Chronic Intermittent Hypoxia Causes Lipid Peroxidation and Altered Phase 1 Drug Metabolizing Enzymes in the Neonatal Rat Liver

Abstract

Critically ill preterm neonates requiring oxygen therapy often experience frequent apneas with intermittent hypoxia (IH). IH-induced oxidative stress causes lipid peroxidation, which targets the liver and contributes to toxic drug reactions. We tested the hypothesis that incremental IH episodes induce oxidative damage in the neonatal liver and alter the expression of genes that regulate drug metabolism. Newborn rats were exposed to increasing IH episodes (12% O2) during hyperoxia (50% O2), or placed in room air (RA) until postnatal day 21 (P21) for recovery from IH (IHR). RA littermates served as controls, and pups exposed to 50% O2 served as hyperoxia controls.

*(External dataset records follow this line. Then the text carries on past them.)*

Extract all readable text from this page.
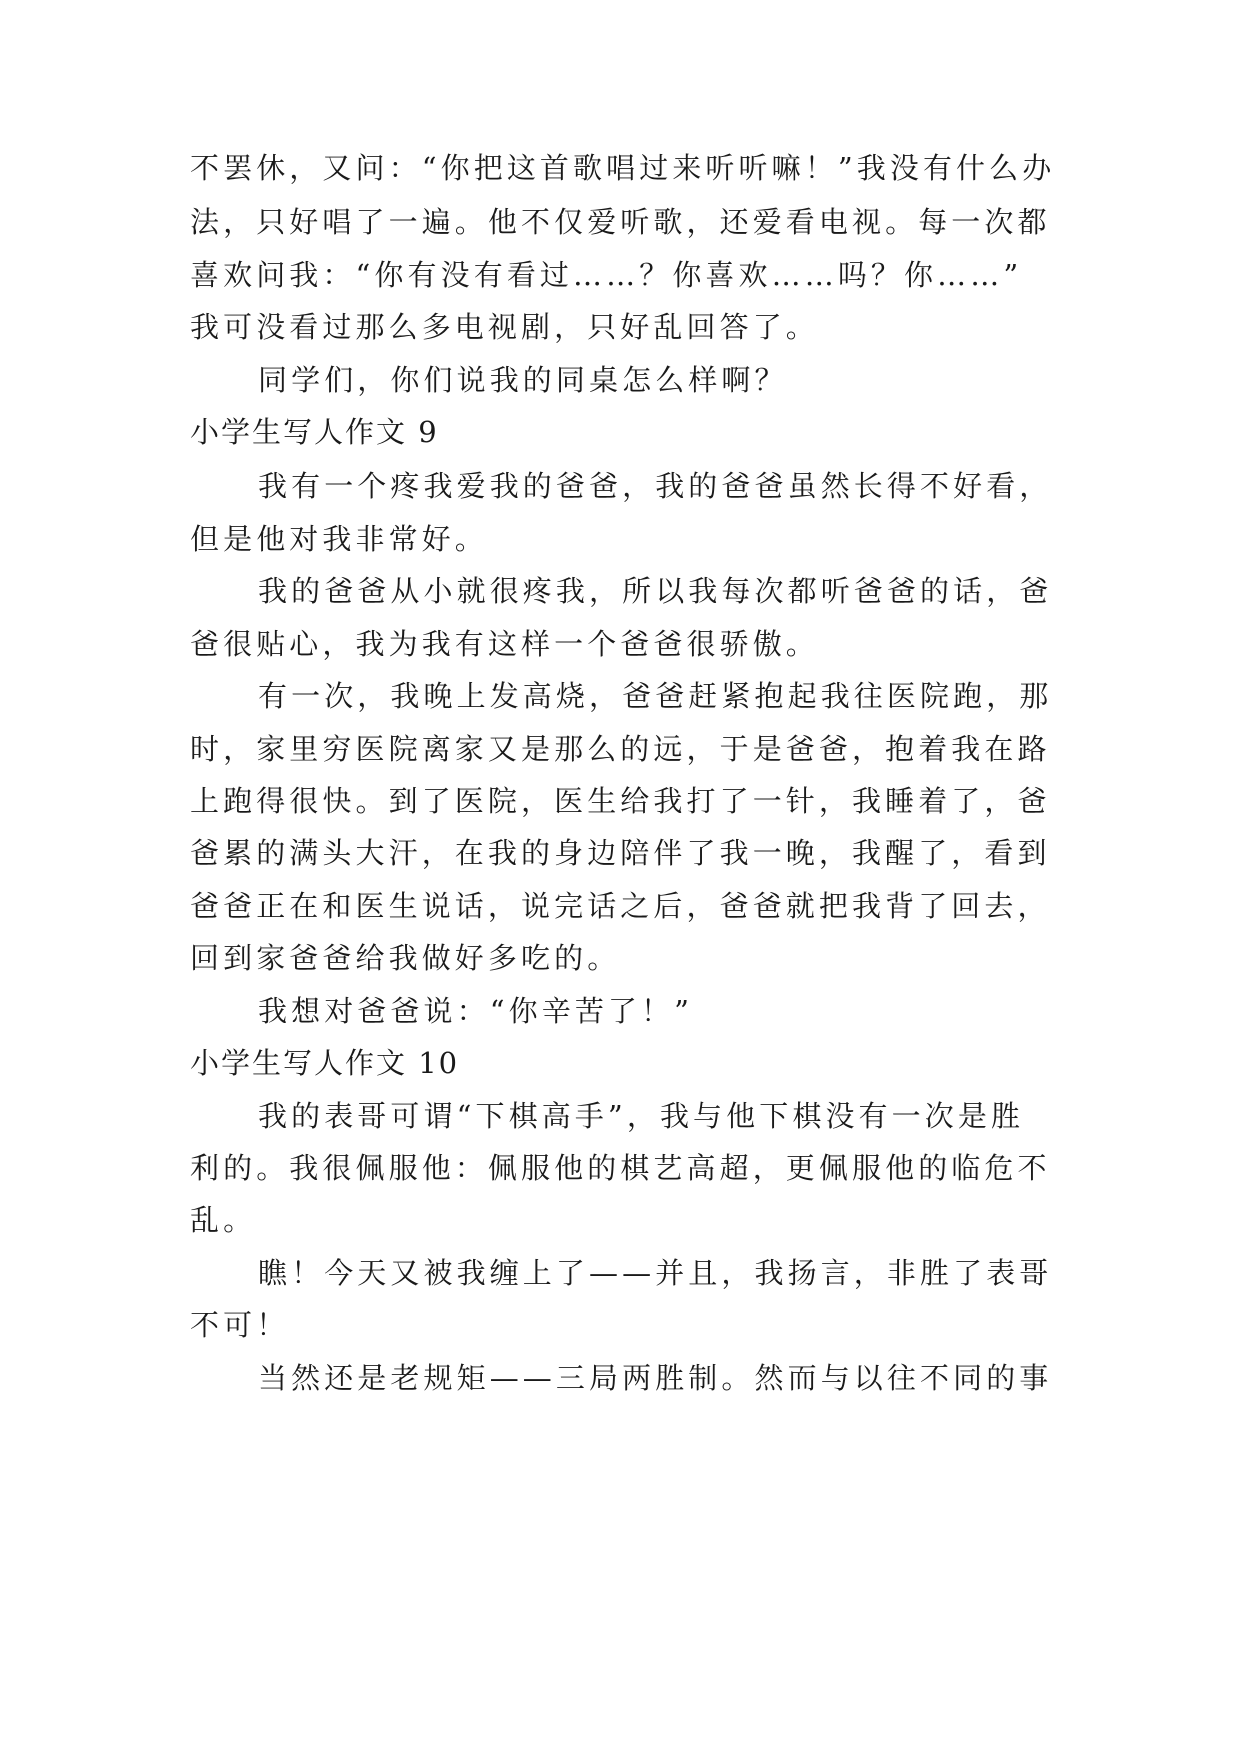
不罢休，又问：“你把这首歌唱过来听听嘛！”我没有什么办
法，只好唱了一遍。他不仅爱听歌，还爱看电视。每一次都
喜欢问我：“你有没有看过……？你喜欢……吗？你……”
我可没看过那么多电视剧，只好乱回答了。
同学们，你们说我的同桌怎么样啊？
小学生写人作文 9
我有一个疼我爱我的爸爸，我的爸爸虽然长得不好看，
但是他对我非常好。
我的爸爸从小就很疼我，所以我每次都听爸爸的话，爸
爸很贴心，我为我有这样一个爸爸很骄傲。
有一次，我晚上发高烧，爸爸赶紧抱起我往医院跑，那
时，家里穷医院离家又是那么的远，于是爸爸，抱着我在路
上跑得很快。到了医院，医生给我打了一针，我睡着了，爸
爸累的满头大汗，在我的身边陪伴了我一晚，我醒了，看到
爸爸正在和医生说话，说完话之后，爸爸就把我背了回去，
回到家爸爸给我做好多吃的。
我想对爸爸说：“你辛苦了！”
小学生写人作文 10
我的表哥可谓“下棋高手”，我与他下棋没有一次是胜
利的。我很佩服他：佩服他的棋艺高超，更佩服他的临危不
乱。
瞧！今天又被我缠上了——并且，我扬言，非胜了表哥
不可！
当然还是老规矩——三局两胜制。然而与以往不同的事
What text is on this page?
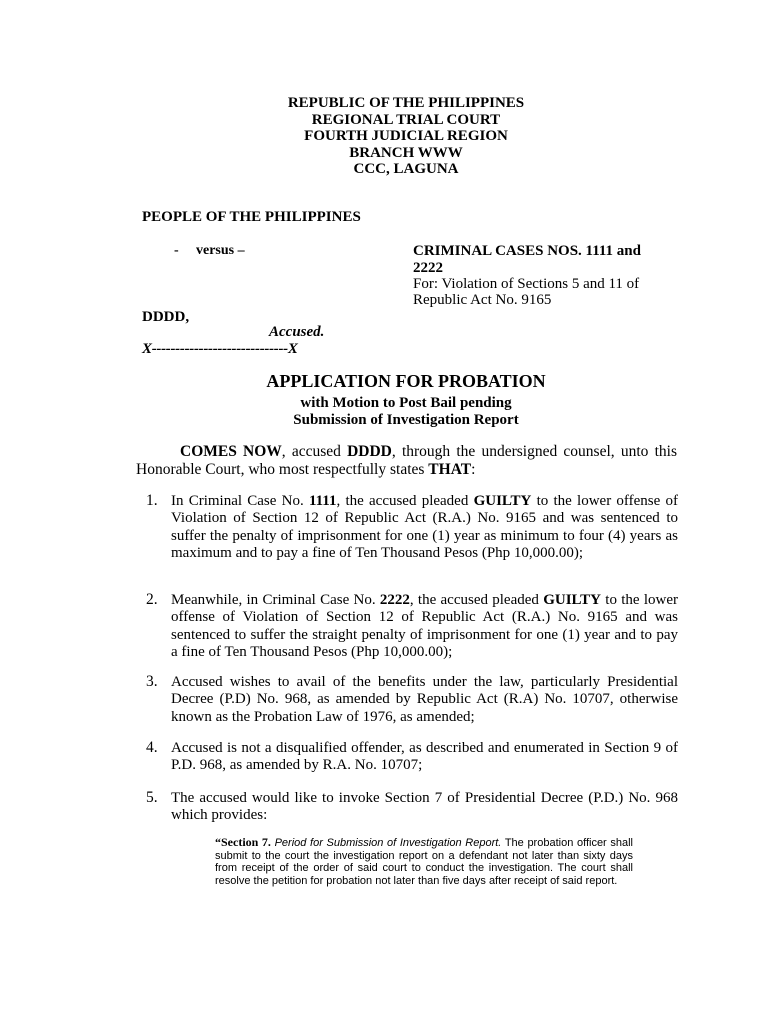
REPUBLIC OF THE PHILIPPINES
REGIONAL TRIAL COURT
FOURTH JUDICIAL REGION
BRANCH WWW
CCC, LAGUNA
PEOPLE OF THE PHILIPPINES
- versus –	CRIMINAL CASES NOS. 1111 and
2222
For: Violation of Sections 5 and 11 of
Republic Act No. 9165
DDDD,
Accused.
X-----------------------------X
APPLICATION FOR PROBATION
with Motion to Post Bail pending
Submission of Investigation Report
COMES NOW, accused DDDD, through the undersigned counsel, unto this Honorable Court, who most respectfully states THAT:
1. In Criminal Case No. 1111, the accused pleaded GUILTY to the lower offense of Violation of Section 12 of Republic Act (R.A.) No. 9165 and was sentenced to suffer the penalty of imprisonment for one (1) year as minimum to four (4) years as maximum and to pay a fine of Ten Thousand Pesos (Php 10,000.00);
2. Meanwhile, in Criminal Case No. 2222, the accused pleaded GUILTY to the lower offense of Violation of Section 12 of Republic Act (R.A.) No. 9165 and was sentenced to suffer the straight penalty of imprisonment for one (1) year and to pay a fine of Ten Thousand Pesos (Php 10,000.00);
3. Accused wishes to avail of the benefits under the law, particularly Presidential Decree (P.D) No. 968, as amended by Republic Act (R.A) No. 10707, otherwise known as the Probation Law of 1976, as amended;
4. Accused is not a disqualified offender, as described and enumerated in Section 9 of P.D. 968, as amended by R.A. No. 10707;
5. The accused would like to invoke Section 7 of Presidential Decree (P.D.) No. 968 which provides:
“Section 7. Period for Submission of Investigation Report. The probation officer shall submit to the court the investigation report on a defendant not later than sixty days from receipt of the order of said court to conduct the investigation. The court shall resolve the petition for probation not later than five days after receipt of said report.
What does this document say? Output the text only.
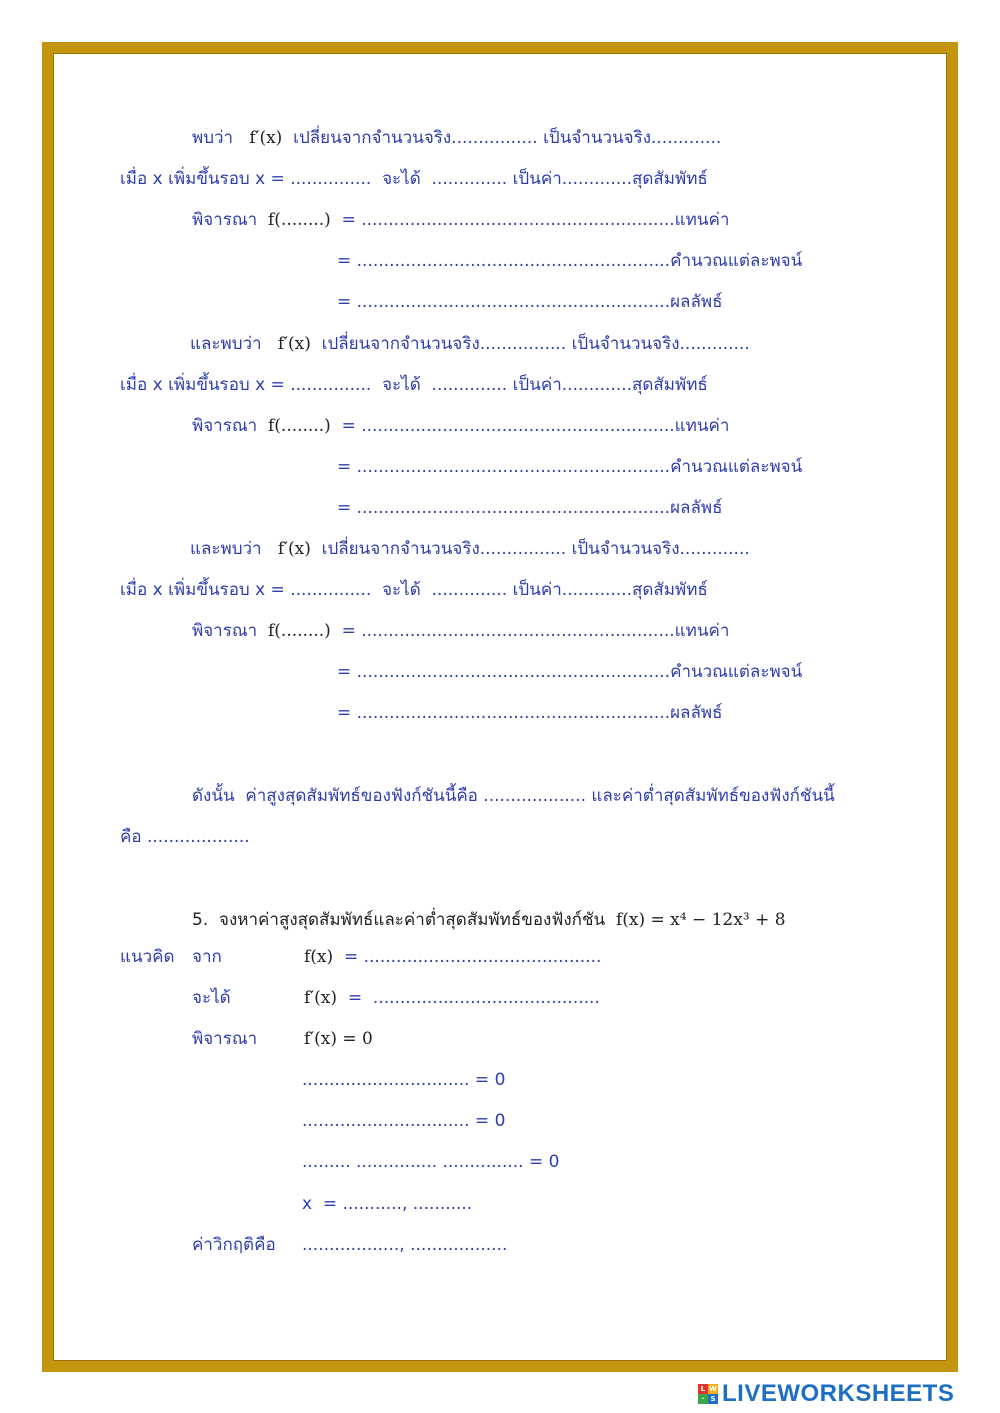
พบว่า f′(x) เปลี่ยนจากจำนวนจริง................ เป็นจำนวนจริง.............
เมื่อ x เพิ่มขึ้นรอบ x = ...............  จะได้  .............. เป็นค่า.............สุดสัมพัทธ์
พิจารณา f(........) = ..........................................................แทนค่า
= ..........................................................คำนวณแต่ละพจน์
= ..........................................................ผลลัพธ์
และพบว่า f′(x) เปลี่ยนจากจำนวนจริง................ เป็นจำนวนจริง.............
เมื่อ x เพิ่มขึ้นรอบ x = ...............  จะได้  .............. เป็นค่า.............สุดสัมพัทธ์
พิจารณา f(........) = ..........................................................แทนค่า
= ..........................................................คำนวณแต่ละพจน์
= ..........................................................ผลลัพธ์
และพบว่า f′(x) เปลี่ยนจากจำนวนจริง................ เป็นจำนวนจริง.............
เมื่อ x เพิ่มขึ้นรอบ x = ...............  จะได้  .............. เป็นค่า.............สุดสัมพัทธ์
พิจารณา f(........) = ..........................................................แทนค่า
= ..........................................................คำนวณแต่ละพจน์
= ..........................................................ผลลัพธ์
ดังนั้น  ค่าสูงสุดสัมพัทธ์ของฟังก์ชันนี้คือ ................... และค่าต่ำสุดสัมพัทธ์ของฟังก์ชันนี้
คือ ...................
5.  จงหาค่าสูงสุดสัมพัทธ์และค่าต่ำสุดสัมพัทธ์ของฟังก์ชัน f(x) = x⁴ − 12x³ + 8
แนวคิด จาก	f(x) = ............................................
จะได้	f′(x) =  ..........................................
พิจารณา	f′(x) = 0
............................... = 0
............................... = 0
......... ............... ............... = 0
x  = ..........., ...........
ค่าวิกฤติคือ .................., ..................
L W
· S LIVEWORKSHEETS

Hepatic histopathology, biomarkers of oxidative stress and oxidative DNA damage, antioxidants, and expression of genes that regulate drug metabolism were assessed. Oxidative stress and DNA damage, evidenced by 8-isoprostaglandin F2α (8-isoPGF2α) and 8-hydroxy-2'-deoxyguanosine (8-OH-dG), respectively, increased as a function of IH episodes, and was associated with decreased superoxide dismutase (SOD) and increased catalase activities. Pathological changes including cellular swelling, steatosis, necrosis, and focal sinusoid congestion were seen in IH, but not in IHR. Similarly, IH was associated with upregulation of several genes involved in DNA repair, which were downregulated during IHR. Of the genes involved in drug metabolism, aldehyde dehydrogenases (involved in lipid peroxidation) and cytochrome P450 (CYP) genes of the 2C family (involved in oxidative stress) were robustly upregulated both in IH and in IHR. Hepatic oxidative stress and lipid peroxidation occurring in response to chronic IH have implications for preterm infants, and may explain, in part, the pharmacokinetic variations and drug toxicities in this vulnerable population.